Hype topics are important. They are important for vendors, startups, journalists, consultants, analysts, IT architects and many more. The problem with hypes is that they have an expiration date. Who remembers 4GL or CASE tools as an exciting discussion topic in IT departments? Well, exactly, that's the point...

From that expiration date on, they either have to be used for some very good purposes within a reasonable period of time, or they turn out to be hot air. There have been quite a few hype topics lately. Think for example of DevOps, Machine Learning, Artificial Intelligence, IoT, Containers and Microservices, Serverless Computing, and the Blockchain. All of these will be evaluated against their impact in the real world. The Blockchain can even be called a prototype for hype topics. The basic concept of trust in hostile environments through technology and the implementation of crypto currencies laid the groundwork for an unparalleled hype. However, there are still no compelling new implementations of solutions using this technology, which any IT-savvy hype expert could refer to immediately.

This week I attended the Berlin AWS Summit as an analyst for KuppingerCole. Many important (including many hype) topics, which have now arrived in reality, were looked at in the keynotes, combined with exciting success stories and AWS product and service offerings. These included migration to the cloud, big data, AI and ML, noSQL databases, more AI and ML, containers and microservices, data lakes and analytics, even more AI and ML and much more that is available for immediate use in the cloud and "as a service" to today's architects, developers and creators of new business models.

But if you weren't attentive just for a short moment, you could have missed the first appearance of the Blockchain topic: at the bottom of the presentation slide about databases in the column "Purpose-Built" you could find "Document-DBs", "Key-Value"-, "In-Memory-", "Time series-" and Graph databases as well as "Ledger: Amazon QLDB".

Even the word "Blockchain" was missing. A clear technological and conceptual categorization.

Behind this first dry mention is the concept of QLDB as a fully managed ledger solution in the AWS cloud, announced on the next presentation slide as "a transparent, immutable, cryptographically verifiable transaction log owned by a central trusted authority" which many purists will not even think of as a Blockchain. Apart from that AWS provides also a preview of a fully managed Blockchain based on Hyperledger Fabric or Ethereum.

This development, which has of course already manifested before in several other comparable offers from competitors, is not the end, but probably only the beginning of the real Blockchain hype. It proves that there is demand for these conceptional and technological building blocks and that this technology has come to stay.

This clearly corresponds directly and stunningly accurate to the development depicted in the trend compass for Blockchain and Blockchain Identity that Martin Kuppinger presented in this video blog post. Less hype, less volume in investment, but much better understood.
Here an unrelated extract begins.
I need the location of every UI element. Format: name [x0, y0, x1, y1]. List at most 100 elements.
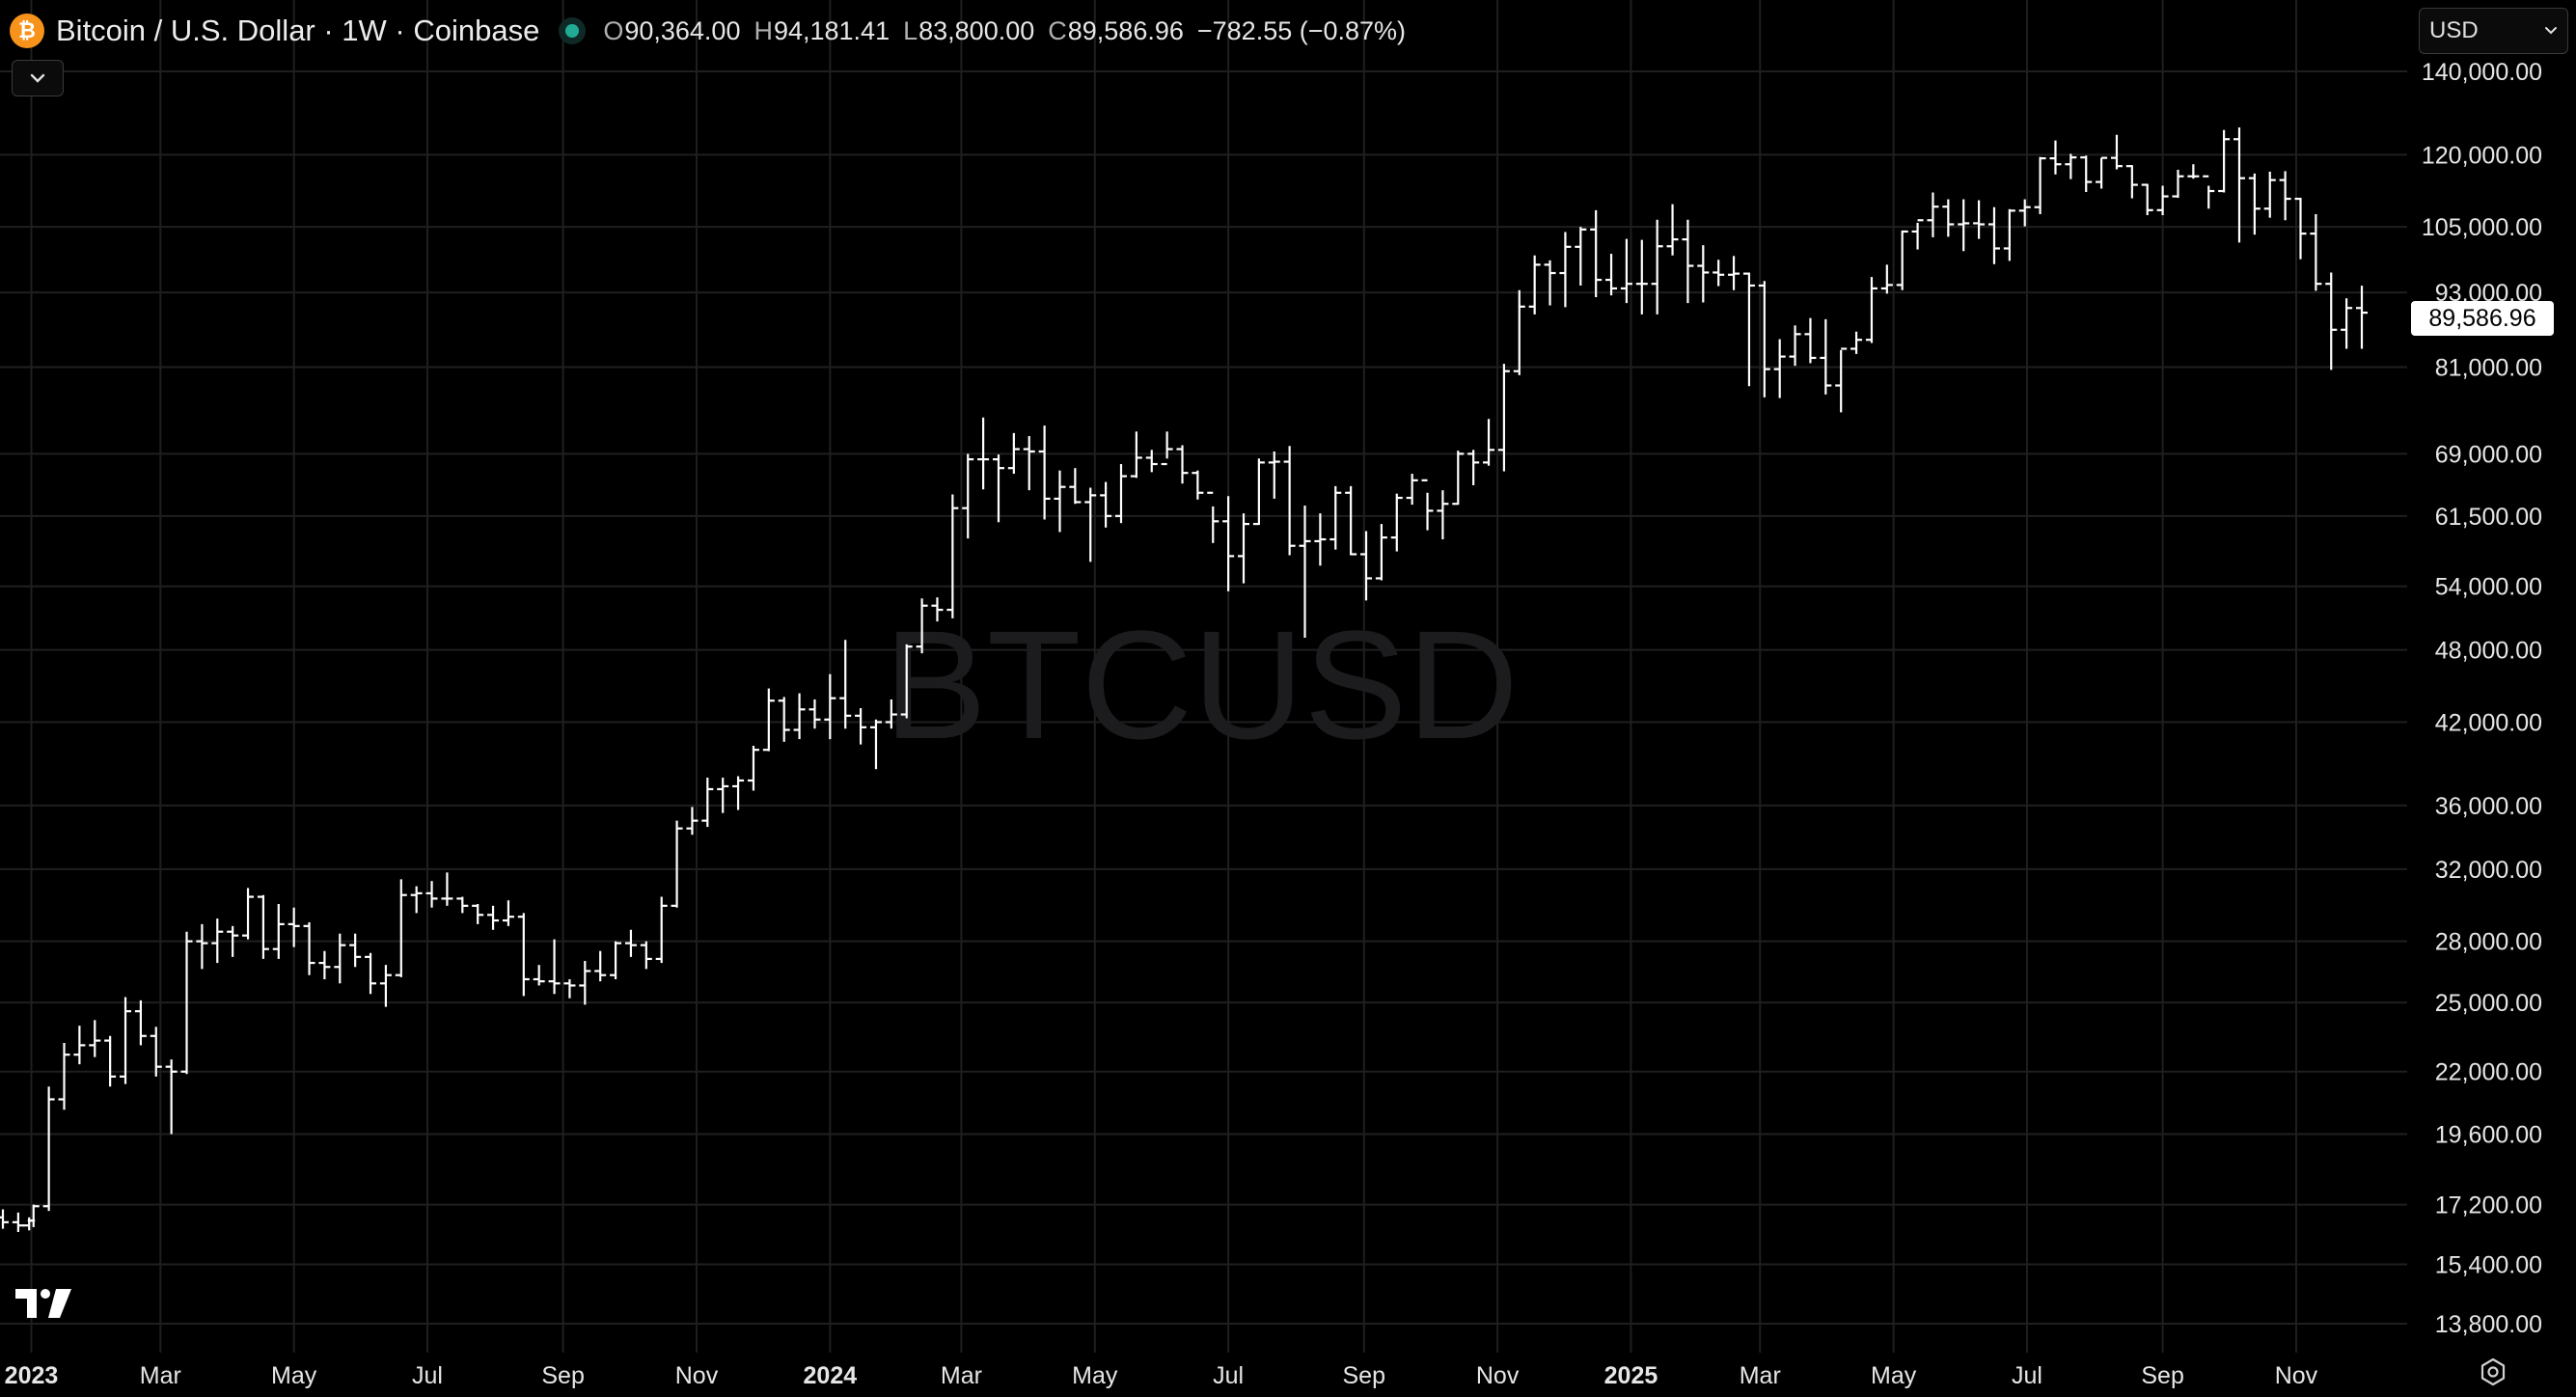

 Figure 1: The Trend Compass: Blockchain Hype Figure: The Trend Compass - Blockchain Hype

Like every good hype topic that is getting on in years, it has lost a bit of its striking attractiveness to laymen, but gained in maturity for IT, security and governance professionals. In practice, however, it can now play a central role in the choice of the adequate tools for the right areas of application. And we will for sure need trust in hostile environments through software, technology and processes in the future.

The QLDB product offered by AWS and the underlying concept cited above is certainly not the only possible and meaningful form of Blockchain or decentralized, distributed and public digital ledger in general. But for an important class of applications of this still disruptive technology another efficient and cost-effective implementation for real life (beyond the hype) becomes available. Having the Blockchain available in such an accessible form will potentially drive Blockchain in a maturing market on to the upper right sector of the trend compass, as an established technology with substantial market volume, even if might not even be called explicitly „Blockchain“ in every context.